Numerical Simulation of Multicomponent Diesel Fuel Spray Surrogates Using Real-Fluid Thermodynamic Modelling

Computational models widely employed for predicting the dispersion of fuel sprays in combustion engines suffer from well-known drawbacks associated with the utilization of case-dependent empirical phase-change models, describing the conversion of liquid into vapour during fuel injection. The present work couples the compressible Navier-Stokes and energy conservation equations with a thermodynamic closure approximation covering pressures from 25 to 2000bar and temperatures that expand from compressed liquid, vapor-liquid equilibrium to trans/supercritical mixing, and thus, cover the whole range of P-T values that diesel fuel undergoes during its injection into combustion engines.

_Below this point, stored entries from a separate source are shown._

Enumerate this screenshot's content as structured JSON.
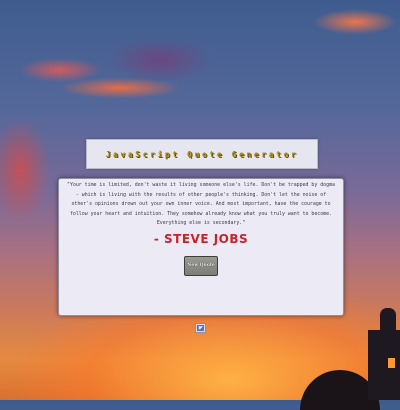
{
  "app": {
    "title": "JavaScript Quote Generator"
  },
  "quote": {
    "text": "\"Your time is limited, don't waste it living someone else's life. Don't be trapped by dogma - which is living with the results of other people's thinking. Don't let the noise of other's opinions drown out your own inner voice. And most important, have the courage to follow your heart and intuition. They somehow already know what you truly want to become. Everything else is secondary.\"",
    "author": "- STEVE JOBS"
  },
  "buttons": {
    "new_quote_label": "New Quote"
  },
  "icons": {
    "tweet": "twitter-icon"
  },
  "colors": {
    "title_text": "#a8891a",
    "author_text": "#c8222a",
    "panel_bg": "#eceaf5"
  }
}
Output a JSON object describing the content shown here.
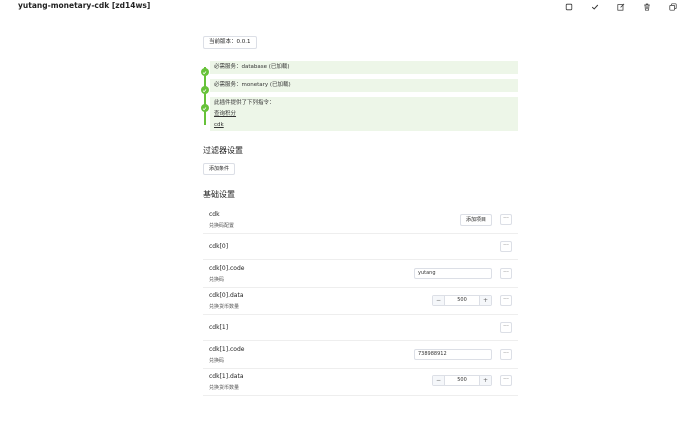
{
  "header": {
    "title": "yutang-monetary-cdk [zd14ws]",
    "icons": [
      "square-icon",
      "check-icon",
      "edit-icon",
      "trash-icon",
      "copy-icon"
    ]
  },
  "version": {
    "label": "当前版本：0.0.1"
  },
  "timeline": {
    "items": [
      {
        "text": "必需服务：database (已加载)"
      },
      {
        "text": "必需服务：monetary (已加载)"
      },
      {
        "text": "此插件提供了下列指令：",
        "links": [
          "查询积分",
          "cdk"
        ]
      }
    ]
  },
  "filter": {
    "title": "过滤器设置",
    "add_button": "添加条件"
  },
  "basic": {
    "title": "基础设置",
    "rows": [
      {
        "label": "cdk",
        "desc": "兑换码配置",
        "button": "添加项目"
      },
      {
        "label": "cdk[0]"
      },
      {
        "label": "cdk[0].code",
        "desc": "兑换码",
        "value": "yutang"
      },
      {
        "label": "cdk[0].data",
        "desc": "兑换货币数量",
        "value": "500"
      },
      {
        "label": "cdk[1]"
      },
      {
        "label": "cdk[1].code",
        "desc": "兑换码",
        "value": "738988912"
      },
      {
        "label": "cdk[1].data",
        "desc": "兑换货币数量",
        "value": "500"
      }
    ],
    "more_label": "···",
    "minus_label": "−",
    "plus_label": "+"
  }
}
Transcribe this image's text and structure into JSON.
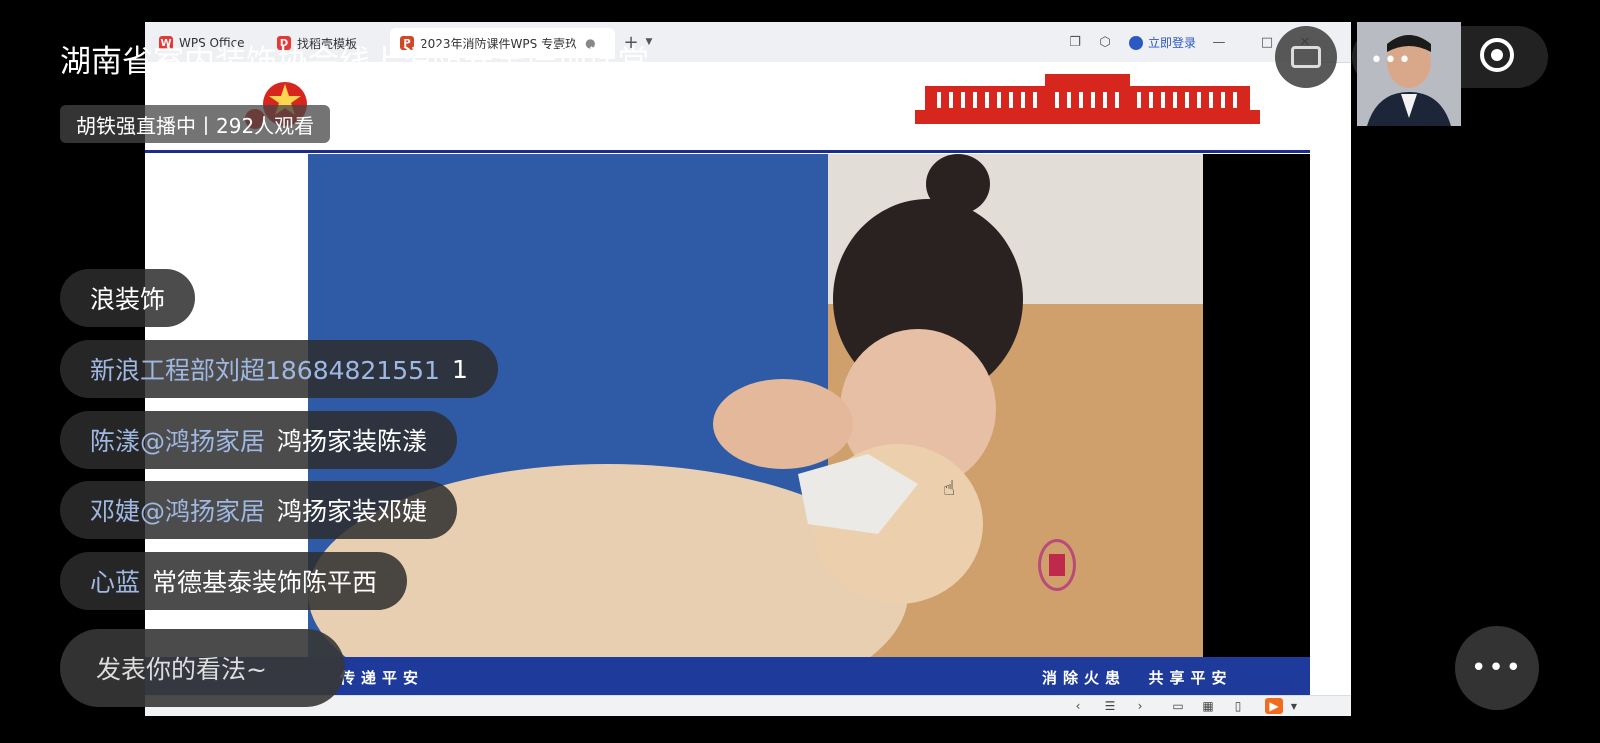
{
  "live": {
    "title": "湖南省室内装饰协会线上消防安全培训课堂",
    "host_status": "胡铁强直播中丨292人观看",
    "comment_placeholder": "发表你的看法~"
  },
  "comments": [
    {
      "user": "",
      "text": "浪装饰"
    },
    {
      "user": "新浪工程部刘超18684821551",
      "text": "1"
    },
    {
      "user": "陈漾@鸿扬家居",
      "text": "鸿扬家装陈漾"
    },
    {
      "user": "邓婕@鸿扬家居",
      "text": "鸿扬家装邓婕"
    },
    {
      "user": "心蓝",
      "text": "常德基泰装饰陈平西"
    }
  ],
  "wps": {
    "tabs": [
      {
        "label": "WPS Office",
        "icon": "wps-logo-icon",
        "color": "#e53935"
      },
      {
        "label": "找稻壳模板",
        "icon": "docer-icon",
        "color": "#e53935"
      },
      {
        "label": "2023年消防课件WPS  专壹玖",
        "icon": "presentation-icon",
        "color": "#d24726"
      }
    ],
    "login_label": "立即登录",
    "accent": "#1e3a9b"
  },
  "slide": {
    "footer_left": "传递平安",
    "footer_right": "消除火患  共享平安"
  }
}
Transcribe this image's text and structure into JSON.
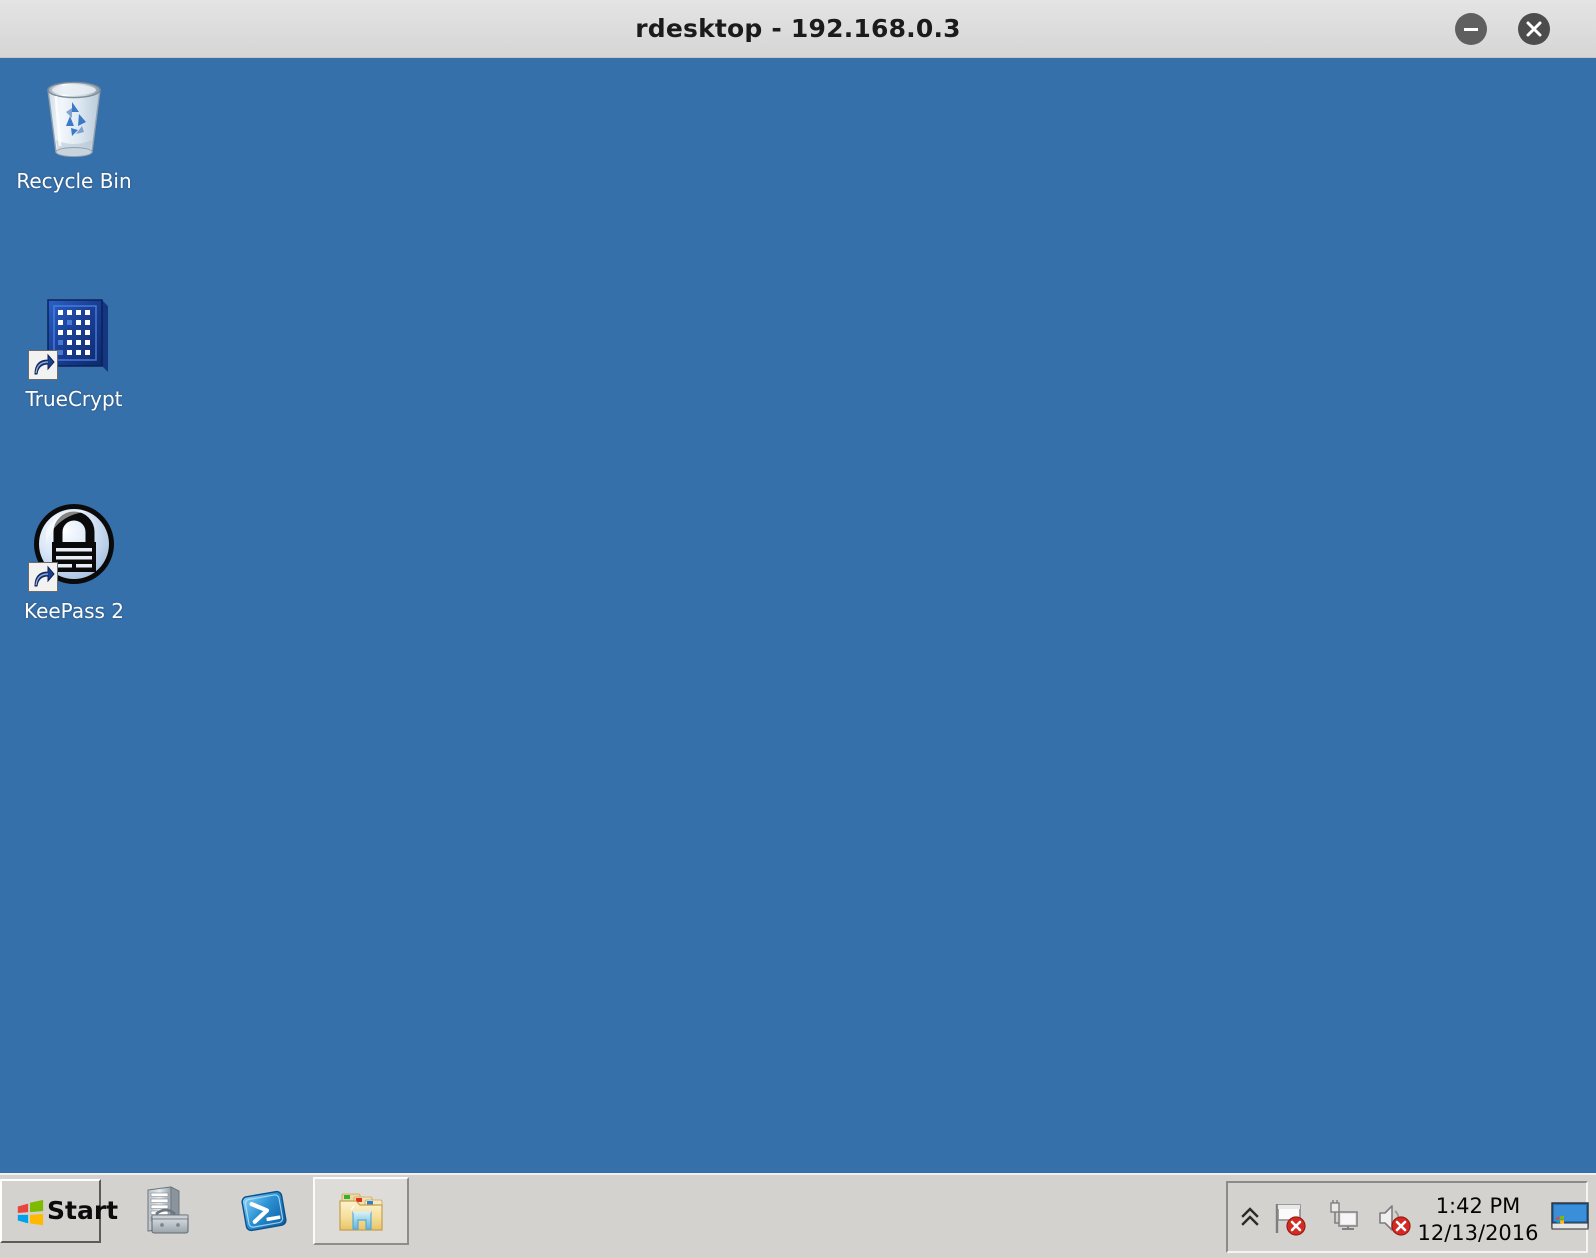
{
  "window": {
    "title": "rdesktop - 192.168.0.3",
    "controls": [
      {
        "name": "minimize-button",
        "icon": "minimize-icon",
        "label": "Minimize"
      },
      {
        "name": "close-button",
        "icon": "close-icon",
        "label": "Close"
      }
    ]
  },
  "desktop": {
    "background_color": "#3670ab",
    "icons": [
      {
        "label": "Recycle Bin",
        "icon": "recycle-bin-icon",
        "shortcut": false
      },
      {
        "label": "TrueCrypt",
        "icon": "truecrypt-icon",
        "shortcut": true
      },
      {
        "label": "KeePass 2",
        "icon": "keepass-icon",
        "shortcut": true
      }
    ]
  },
  "taskbar": {
    "background_color": "#d4d2ce",
    "start": {
      "label": "Start",
      "icon": "windows-logo-icon"
    },
    "quick_launch": [
      {
        "label": "Server Manager",
        "icon": "server-manager-icon",
        "active": false
      },
      {
        "label": "Windows PowerShell",
        "icon": "powershell-icon",
        "active": false
      },
      {
        "label": "Windows Explorer",
        "icon": "folder-explorer-icon",
        "active": true
      }
    ],
    "tray": {
      "expand": {
        "label": "Show hidden icons",
        "icon": "chevron-up-icon"
      },
      "icons": [
        {
          "label": "Action Center",
          "icon": "flag-warning-icon",
          "status": "error"
        },
        {
          "label": "Network",
          "icon": "network-warning-icon",
          "status": "error"
        },
        {
          "label": "Volume",
          "icon": "speaker-muted-icon",
          "status": "error"
        }
      ],
      "clock": {
        "time": "1:42 PM",
        "date": "12/13/2016"
      },
      "show_desktop": {
        "label": "Show desktop",
        "icon": "show-desktop-icon"
      }
    }
  }
}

The model assumes mechanical and thermal equilibrium between the liquid, vapour and surrounding air phases and thus, it avoids utilization of case-dependent empirical phase-change models for predicting in-nozzle cavitation and vaporization of fuels. Model development is based on the recent works reported for one mono-component (n-dodecane) and extended here to consider the influence of two multicomponent diesel surrogates. Fuel properties are predicted via the Perturbed Chain Statistical Associating Fluid Theory (PC-SAFT) equation of state (EoS). The tabulated thermodynamic approach proposed is based on P-T tables, providing very high accuracy across the range of conditions with only a small number of interpolation points. The developed model is validated against experimental data for the liquid and vapour penetration for the Spray A conditions reported in the Engine Combustion Network (ECN) database. Results show good agreement for three non-reacting target conditions. Then, from simulations obtained using the two multi-component fuel surrogates their effect can be quantified on spray development.